Com isso, somado a descrença popular nas
instituições democráticas e ao Estado de bem-estar social, que diariamente é
assolado com o avassalador crescimento do neoliberalismo, o povo perdeu o sentimento
de participação social e de sua função essencial enquanto atores no
desenvolvimento do país. Relegados ao trabalho árduo, as dificuldades diárias e
ao papel da propaganda política midiática nefasta e contrárias ao interesse da
diminuição da desigualdade social, resta a inércia ao povo, ou pelo menos sua
esmagadora maioria afastada dos assuntos públicos em razão de sua complexidade
– e não seria diferente em um país em que a privatização e o desmonte da
educação são os pilares fundamentais da política de alienação – que assiste à
revogação informal da materialidade da Constituição brasileira com mãos e pés
parcialmente atados.
Perda de vigência
O cenário de antidemocrático ganha
contornos reais, a diária afronta por parte do Poder Executivo Federal aos
Poderes Judiciário e Legislativo com chamamentos públicos de protestos contra
decisões tomadas em seus respectivos âmbitos de atuação conferidos pela
Constituição, sob o pretexto de que os demais poderes interferem na governança
e impedem “prosperidade” da nação instalam um regime de conflito
inconstitucional que desmorona o sistema de freios e contrapesos, que é
primordial ao controle do poder político de forma a prevenir abusos
constitucionais, tais quais a personalização da Administração Pública e recrudescimento
das instituições democráticas.
Diante deste cenário, violações e
declarações que ensejam crime de responsabilidade frente ao descaso e a
leviandade dos que assumem importantes cargos na nação brasileira, com foco no
Poder Executivo Federal, são diariamente noticiadas e não apuradas em razão do
uso de forças políticas dentro das instituições, alcançando um cenário
tormentoso e de violações de princípios básicos como o da igualdade e do devido
processo legal.
Os ovos da serpente se chocaram e estão
crescendo, a necropolítica e a política da destruição rapidamente torna-se uma
realidade no Brasil. O Poder político que deveria ser impessoal torna-se, mais
uma vez, patrimonialista e pessoal na tomada de decisões. Ou seja, “O Estado
sou Eu” ou “aos amigos do Rei tudo e aos inimigos a lei (devidamente
interpretada nos parâmetros dos que detém o Poder)” representam os ditames da
morte política.
Ainda existem alternativas, a criação de um “cordão sanitário” formado por partidos políticos com posições institucionais contrárias, mas com compromisso democrático e de defesa das instituições. A mobilização e engajamento político deve ser voraz na defesa do Estado democrático de Direito enquanto ainda há tempo. Caso contrário, a Constituição brasileira que até o momento obteve maior sucesso em termos de lapso temporal em vigência corre sério perigo de perda de vigência.
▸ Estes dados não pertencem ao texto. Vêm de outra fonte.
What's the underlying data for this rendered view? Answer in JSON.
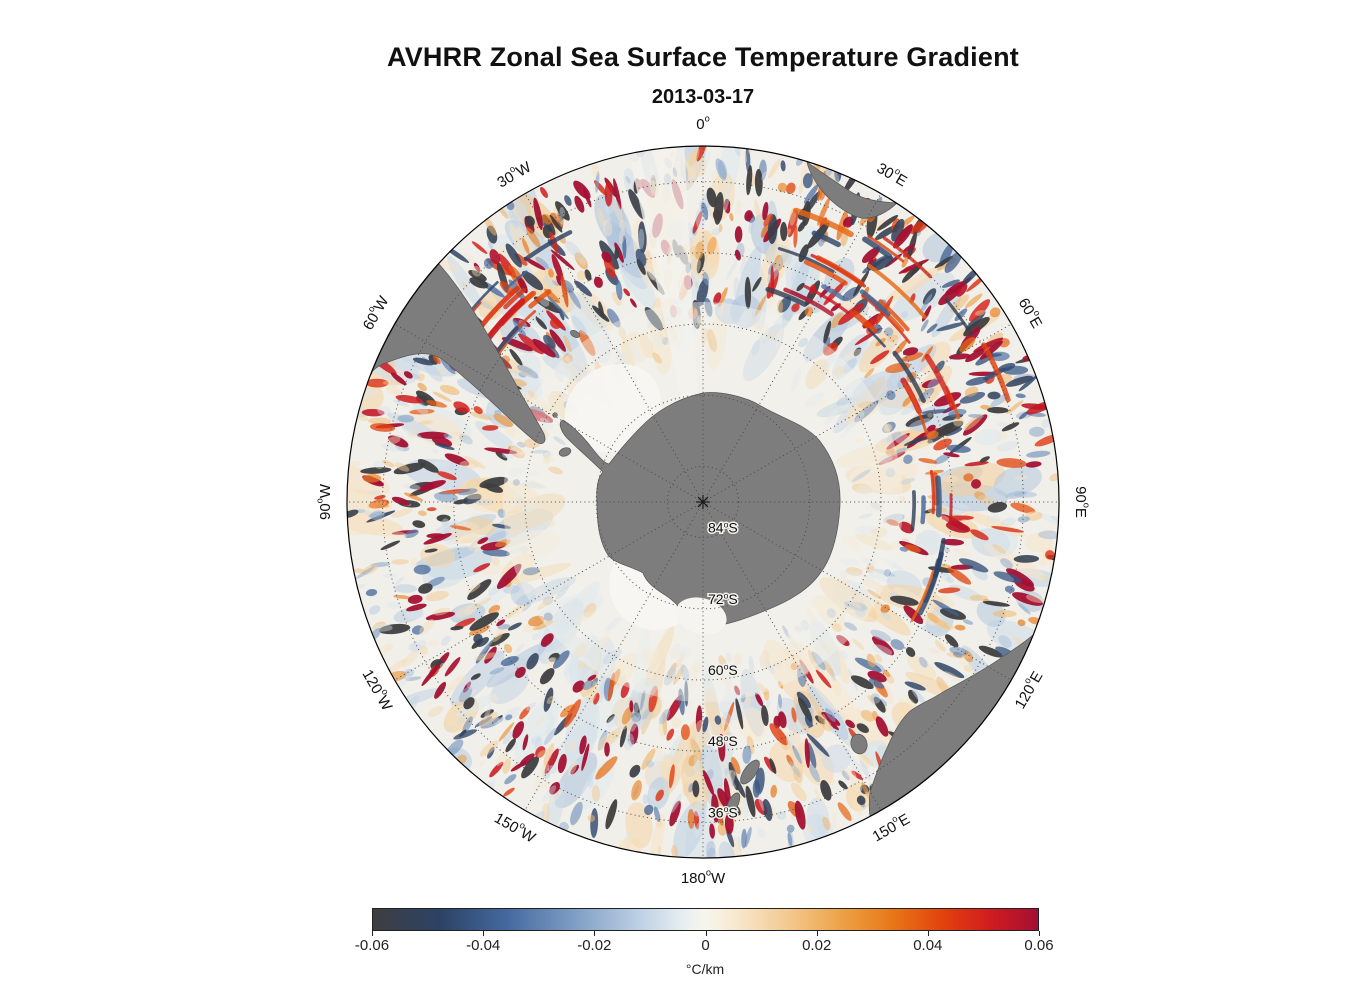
{
  "chart_data": {
    "type": "heatmap",
    "title": "AVHRR Zonal Sea Surface Temperature Gradient",
    "subtitle": "2013-03-17",
    "projection": "south polar azimuthal, Antarctica centered",
    "outer_latitude": "30°S",
    "longitude_labels": [
      {
        "text": "0°",
        "angle": 0,
        "rot": 0
      },
      {
        "text": "30°E",
        "angle": 30,
        "rot": 30
      },
      {
        "text": "60°E",
        "angle": 60,
        "rot": 60
      },
      {
        "text": "90°E",
        "angle": 90,
        "rot": 90
      },
      {
        "text": "120°E",
        "angle": 120,
        "rot": -60
      },
      {
        "text": "150°E",
        "angle": 150,
        "rot": -30
      },
      {
        "text": "180°W",
        "angle": 180,
        "rot": 0
      },
      {
        "text": "150°W",
        "angle": 210,
        "rot": 30
      },
      {
        "text": "120°W",
        "angle": 240,
        "rot": 60
      },
      {
        "text": "90°W",
        "angle": 270,
        "rot": -90
      },
      {
        "text": "60°W",
        "angle": 300,
        "rot": -60
      },
      {
        "text": "30°W",
        "angle": 330,
        "rot": -30
      }
    ],
    "latitude_labels": [
      {
        "text": "84°S",
        "lat": 84
      },
      {
        "text": "72°S",
        "lat": 72
      },
      {
        "text": "60°S",
        "lat": 60
      },
      {
        "text": "48°S",
        "lat": 48
      },
      {
        "text": "36°S",
        "lat": 36
      }
    ],
    "graticule_latitudes": [
      36,
      48,
      60,
      72,
      84
    ],
    "graticule_longitude_step": 30,
    "colorbar": {
      "min": -0.06,
      "max": 0.06,
      "ticks": [
        "-0.06",
        "-0.04",
        "-0.02",
        "0",
        "0.02",
        "0.04",
        "0.06"
      ],
      "unit": "°C/km",
      "stops": [
        {
          "p": 0.0,
          "c": "#3e3e40"
        },
        {
          "p": 0.1,
          "c": "#2c4265"
        },
        {
          "p": 0.2,
          "c": "#44689e"
        },
        {
          "p": 0.3,
          "c": "#7d9cc4"
        },
        {
          "p": 0.4,
          "c": "#bdd0e4"
        },
        {
          "p": 0.47,
          "c": "#e9f0f1"
        },
        {
          "p": 0.5,
          "c": "#f7f5ec"
        },
        {
          "p": 0.54,
          "c": "#f8ead3"
        },
        {
          "p": 0.62,
          "c": "#f3cb93"
        },
        {
          "p": 0.7,
          "c": "#eda44a"
        },
        {
          "p": 0.78,
          "c": "#e87818"
        },
        {
          "p": 0.86,
          "c": "#e2400d"
        },
        {
          "p": 0.93,
          "c": "#d01b20"
        },
        {
          "p": 1.0,
          "c": "#a31033"
        }
      ]
    },
    "colors": {
      "land": "#7d7d7d",
      "land_edge": "#555555",
      "ocean": "#f1efe9",
      "ice": "#f7f6f2",
      "grid": "#4a4a4a",
      "rim": "#000000"
    },
    "land_features": [
      "Antarctica",
      "Antarctic Peninsula",
      "South America",
      "Africa",
      "Australia",
      "Tasmania",
      "New Zealand"
    ]
  }
}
*Bruno Luis Talpai é advogado,
bacharel em Direito pela Pontifícia Universidade Católica de São Paulo – PUC/SP,
Mestrando em Direito do Estado pela Universidade de São Paulo – USP, Mestrando
em Constitucional e Processual Tributário pela Pontifícia Universidade Católica
de São Paulo – PUC/SP e Pós-Graduando em Ciência Política pela Fundação Escola
de Sociologia de São Paulo – FESPSP.